Roamr, an innovative corporate travel accommodation platform, aims to dramatically reduce costs for businesses by promoting employee-to-employee hosting, sidestepping the increasingly expensive hotel industry. The platform can facilitate savings of up to 30% on lodging expenses for companies, a benefit to both the hosted employee and the host, who receive a portion of the money not allocated to traditional hotel expenses.
Based on a global scope, Roamr is especially attractive to businesses that operate with distributed teams. The leadership at Roamr, founded by Stephen Dooley and Jason O’Gorman in 2023, suggests that the platform will enhance collaboration and team cohesion by giving colleagues the opportunity to cohabitate.
Dooley notes the need for such a platform, as steep hotel prices, growing roughly 10% each year, are a significant burden on corporate travel budgets. Furthermore, with the modern shift in working culture, as around 97% of tech firms offering location flexibility to draw and retain staff, Roamr responds to the cost barriers encountered when leveraging these policies. The platform offers employees the option to swap homes with workmates for free, facilitating remote work or ‘workcations’ to take full advantage of location flexibility policies.

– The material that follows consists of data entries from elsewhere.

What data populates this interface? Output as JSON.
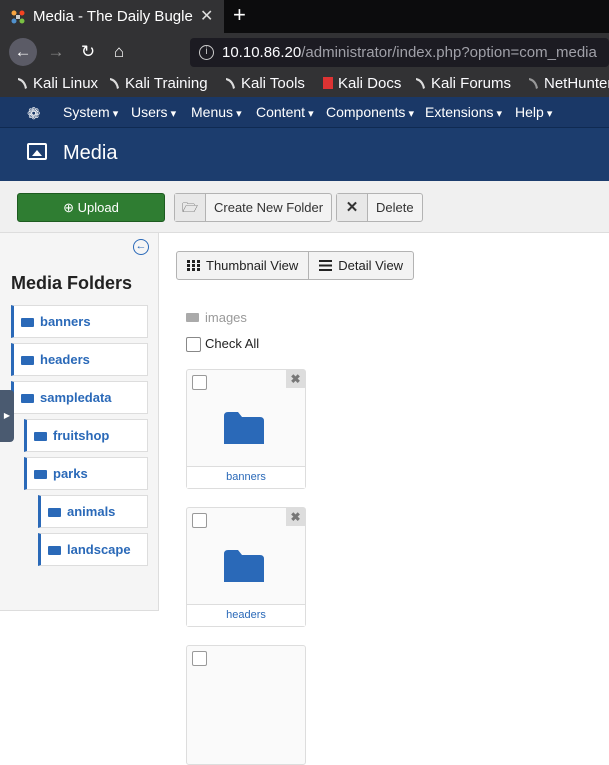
{
  "browser": {
    "tab_title": "Media - The Daily Bugle",
    "tab_close": "✕",
    "new_tab": "+",
    "url_host": "10.10.86.20",
    "url_path": "/administrator/index.php?option=com_media",
    "bookmarks": [
      "Kali Linux",
      "Kali Training",
      "Kali Tools",
      "Kali Docs",
      "Kali Forums",
      "NetHunter"
    ]
  },
  "admin_nav": {
    "items": [
      "System",
      "Users",
      "Menus",
      "Content",
      "Components",
      "Extensions",
      "Help"
    ]
  },
  "header": {
    "title": "Media"
  },
  "toolbar": {
    "upload_label": "Upload",
    "new_folder_label": "Create New Folder",
    "delete_label": "Delete"
  },
  "sidebar": {
    "title": "Media Folders",
    "folders": [
      "banners",
      "headers",
      "sampledata",
      "fruitshop",
      "parks",
      "animals",
      "landscape"
    ]
  },
  "views": {
    "thumbnail_label": "Thumbnail View",
    "detail_label": "Detail View"
  },
  "content": {
    "breadcrumb": "images",
    "check_all_label": "Check All",
    "items": [
      {
        "name": "banners"
      },
      {
        "name": "headers"
      }
    ]
  },
  "colors": {
    "nav_bg": "#1a3867",
    "header_bg": "#1c3d6e",
    "upload_green": "#2f7d32",
    "folder_blue": "#2a69b8"
  }
}
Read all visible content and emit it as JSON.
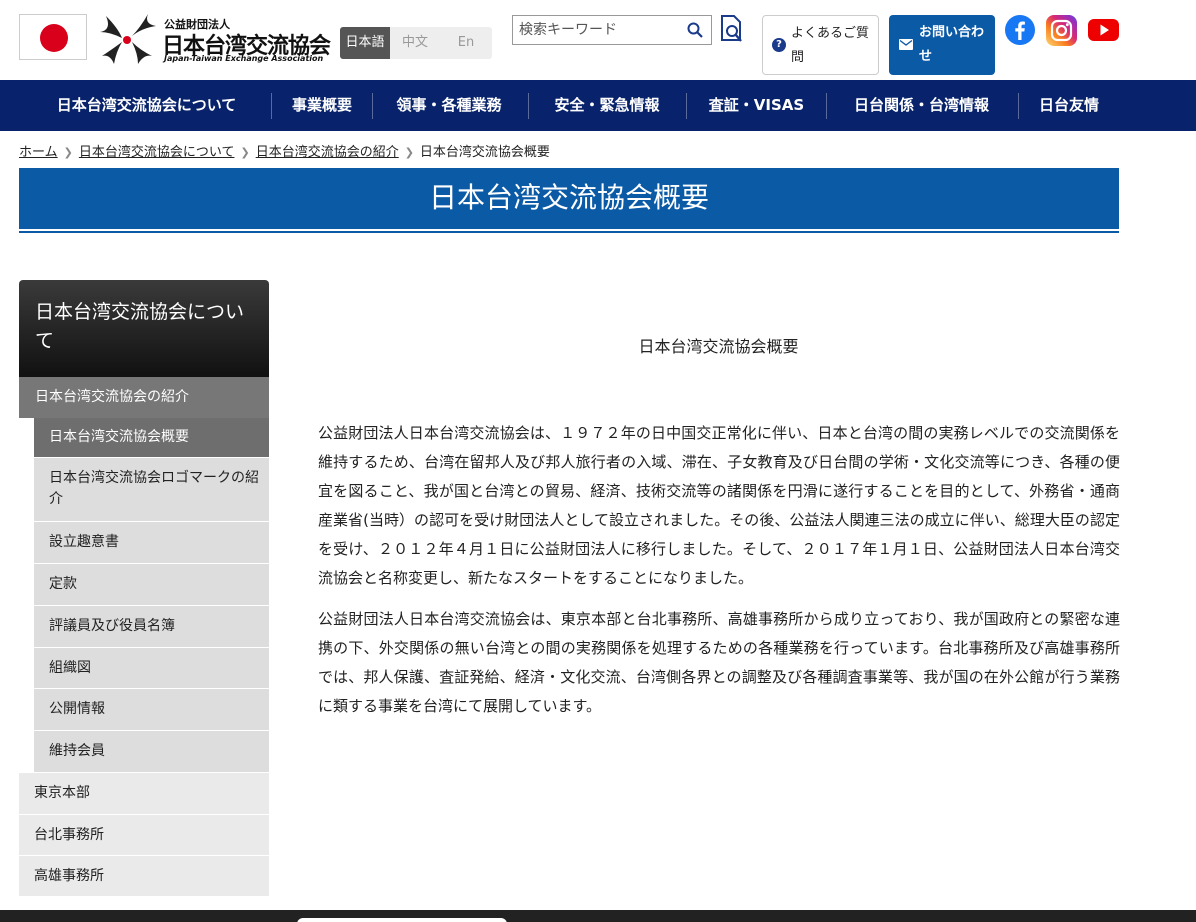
{
  "header": {
    "logo_sub": "公益財団法人",
    "logo_main": "日本台湾交流協会",
    "logo_en": "Japan-Taiwan Exchange Association",
    "languages": [
      {
        "label": "日本語",
        "active": true
      },
      {
        "label": "中文",
        "active": false
      },
      {
        "label": "En",
        "active": false
      }
    ],
    "search_placeholder": "検索キーワード",
    "faq_label": "よくあるご質問",
    "contact_label": "お問い合わせ",
    "social": [
      "facebook-icon",
      "instagram-icon",
      "youtube-icon"
    ]
  },
  "nav": {
    "items": [
      "日本台湾交流協会について",
      "事業概要",
      "領事・各種業務",
      "安全・緊急情報",
      "査証・VISAS",
      "日台関係・台湾情報",
      "日台友情"
    ]
  },
  "breadcrumb": {
    "links": [
      "ホーム",
      "日本台湾交流協会について",
      "日本台湾交流協会の紹介"
    ],
    "current": "日本台湾交流協会概要"
  },
  "page_title": "日本台湾交流協会概要",
  "sidebar": {
    "heading": "日本台湾交流協会について",
    "section": "日本台湾交流協会の紹介",
    "children": [
      {
        "label": "日本台湾交流協会概要",
        "active": true
      },
      {
        "label": "日本台湾交流協会ロゴマークの紹介",
        "active": false
      },
      {
        "label": "設立趣意書",
        "active": false
      },
      {
        "label": "定款",
        "active": false
      },
      {
        "label": "評議員及び役員名簿",
        "active": false
      },
      {
        "label": "組織図",
        "active": false
      },
      {
        "label": "公開情報",
        "active": false
      },
      {
        "label": "維持会員",
        "active": false
      }
    ],
    "others": [
      "東京本部",
      "台北事務所",
      "高雄事務所"
    ]
  },
  "main": {
    "heading": "日本台湾交流協会概要",
    "paragraphs": [
      "公益財団法人日本台湾交流協会は、１９７２年の日中国交正常化に伴い、日本と台湾の間の実務レベルでの交流関係を維持するため、台湾在留邦人及び邦人旅行者の入域、滞在、子女教育及び日台間の学術・文化交流等につき、各種の便宜を図ること、我が国と台湾との貿易、経済、技術交流等の諸関係を円滑に遂行することを目的として、外務省・通商産業省(当時）の認可を受け財団法人として設立されました。その後、公益法人関連三法の成立に伴い、総理大臣の認定を受け、２０１２年４月１日に公益財団法人に移行しました。そして、２０１７年１月１日、公益財団法人日本台湾交流協会と名称変更し、新たなスタートをすることになりました。",
      "公益財団法人日本台湾交流協会は、東京本部と台北事務所、高雄事務所から成り立っており、我が国政府との緊密な連携の下、外交関係の無い台湾との間の実務関係を処理するための各種業務を行っています。台北事務所及び高雄事務所では、邦人保護、査証発給、経済・文化交流、台湾側各界との調整及び各種調査事業等、我が国の在外公館が行う業務に類する事業を台湾にて展開しています。"
    ]
  },
  "colors": {
    "nav_bg": "#08236b",
    "accent_blue": "#0b5aa6",
    "flag_red": "#d9001b"
  }
}
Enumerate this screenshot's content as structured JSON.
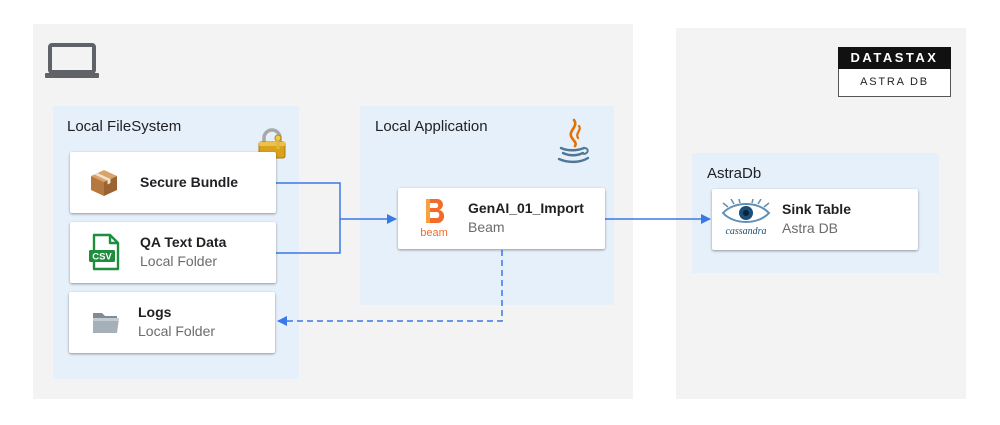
{
  "colors": {
    "panel_grey": "#f3f3f3",
    "panel_blue": "#e6f0fa",
    "connector": "#3b78e7",
    "beam_orange": "#f26b2b"
  },
  "zones": {
    "local": {
      "icon": "laptop-icon"
    },
    "cloud": {
      "logo": {
        "name": "DATASTAX",
        "product": "ASTRA DB"
      }
    }
  },
  "groups": {
    "filesystem": {
      "label": "Local FileSystem",
      "icon": "padlock-icon",
      "nodes": {
        "bundle": {
          "title": "Secure Bundle",
          "icon": "package-box-icon"
        },
        "qa": {
          "title": "QA Text Data",
          "subtitle": "Local Folder",
          "icon": "csv-file-icon",
          "icon_text": "CSV"
        },
        "logs": {
          "title": "Logs",
          "subtitle": "Local Folder",
          "icon": "folder-icon"
        }
      }
    },
    "application": {
      "label": "Local Application",
      "icon": "java-icon",
      "nodes": {
        "import": {
          "title": "GenAI_01_Import",
          "subtitle": "Beam",
          "icon": "beam-icon",
          "icon_text": "beam"
        }
      }
    },
    "astradb": {
      "label": "AstraDb",
      "nodes": {
        "sink": {
          "title": "Sink Table",
          "subtitle": "Astra DB",
          "icon": "cassandra-eye-icon",
          "icon_text": "cassandra"
        }
      }
    }
  }
}
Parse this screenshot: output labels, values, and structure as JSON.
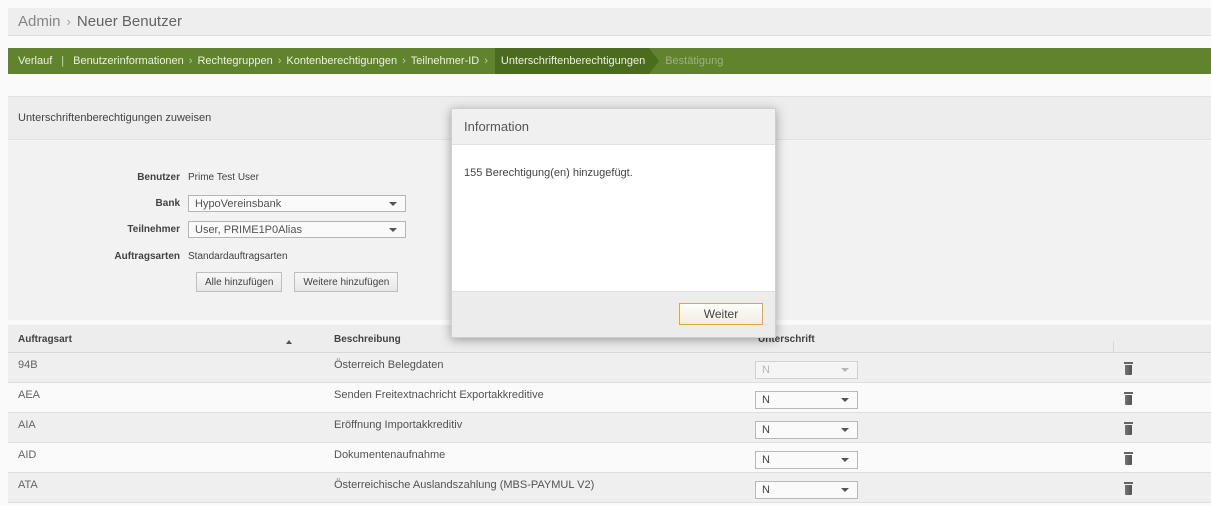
{
  "header": {
    "admin": "Admin",
    "separator": "›",
    "current": "Neuer Benutzer"
  },
  "wizard": {
    "history": "Verlauf",
    "bar": "|",
    "chevron": "›",
    "steps": [
      "Benutzerinformationen",
      "Rechtegruppen",
      "Kontenberechtigungen",
      "Teilnehmer-ID"
    ],
    "active": "Unterschriftenberechtigungen",
    "next": "Bestätigung"
  },
  "section": {
    "title": "Unterschriftenberechtigungen zuweisen"
  },
  "form": {
    "user_label": "Benutzer",
    "user_value": "Prime Test User",
    "bank_label": "Bank",
    "bank_value": "HypoVereinsbank",
    "participant_label": "Teilnehmer",
    "participant_value": "User, PRIME1P0Alias",
    "order_types_label": "Auftragsarten",
    "order_types_value": "Standardauftragsarten",
    "add_all": "Alle hinzufügen",
    "add_more": "Weitere hinzufügen"
  },
  "table": {
    "col_order_type": "Auftragsart",
    "col_description": "Beschreibung",
    "col_signature": "Unterschrift",
    "rows": [
      {
        "code": "94B",
        "description": "Österreich Belegdaten",
        "signature": "N"
      },
      {
        "code": "AEA",
        "description": "Senden Freitextnachricht Exportakkreditive",
        "signature": "N"
      },
      {
        "code": "AIA",
        "description": "Eröffnung Importakkreditiv",
        "signature": "N"
      },
      {
        "code": "AID",
        "description": "Dokumentenaufnahme",
        "signature": "N"
      },
      {
        "code": "ATA",
        "description": "Österreichische Auslandszahlung (MBS-PAYMUL V2)",
        "signature": "N"
      }
    ]
  },
  "modal": {
    "title": "Information",
    "message": "155 Berechtigung(en) hinzugefügt.",
    "button": "Weiter"
  },
  "colors": {
    "wizard_green": "#63862f",
    "active_step": "#4d6e1f",
    "modal_button_border": "#e0a832"
  }
}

While Roamr may not suit all firms or business travellers, its founders are confident that it will resonate with fiscally prudent start-ups and tech businesses typically employing mostly millennials and Generation Z workers, who are well-versed with the shared economy concept.
Dooley recognises the efforts of companies like Uber and Airbnb for sensitizing consumers to sharing resources. Reserving accommodation on Roamr is akin to other online services, with the condition that information is only shared within internal colleagues. An easy-to-use digital interface displays property images and amenities list, enabling straightforward bookings with a click.
Dooley, whose key interest lies in leveraging the collective potential of shared economies, dedicated four years toward a PhD centred on financial technology, delving into the formation of trust, a pivotal aspect in the quick embrace of the shared model. O’Gorman, a software engineer, has over the past ten years, lent his hand to budding travel and hospitality ventures like RentalMatics and Cloudbeds.
“With our experience spanning fintech, travel, and the implementation of shared economy platforms, we have personally experienced the constraints of exorbitant accommodation costs when working remotely,” states Dooley. To illustrate, a tech firm requiring a Dublin-based worker to spend a month in San Francisco would face an expense of roughly $10,000. With Roamr, a San Francisco-based co-worker can provide accommodation and earn $3,000. The sojourning employee will gain $3,000 in rewards for picking Roamr over a hotel and the company will economise $4,000. It’s a triple advantage.
Initiated at the tail end of the previous year, Roamr has an established customer base. The company’s prime source of revenue is commissions earned from bookings on the platform. They also offer the scheme as an employee benefit; a SaaS fee is charged for personal house swaps.
Thanks to O’Gorman’s prowess, Roamr’s establishment costs were modest, approximately €10,000, a figure already recouped. The firm is currently part of the New Frontiers scheme at TU Dublin and is close to securing a pre-seed funding round of about €500,000 from a selective group of angel investors who bring not only funding but also precious industry expertise to the fledgling set-up.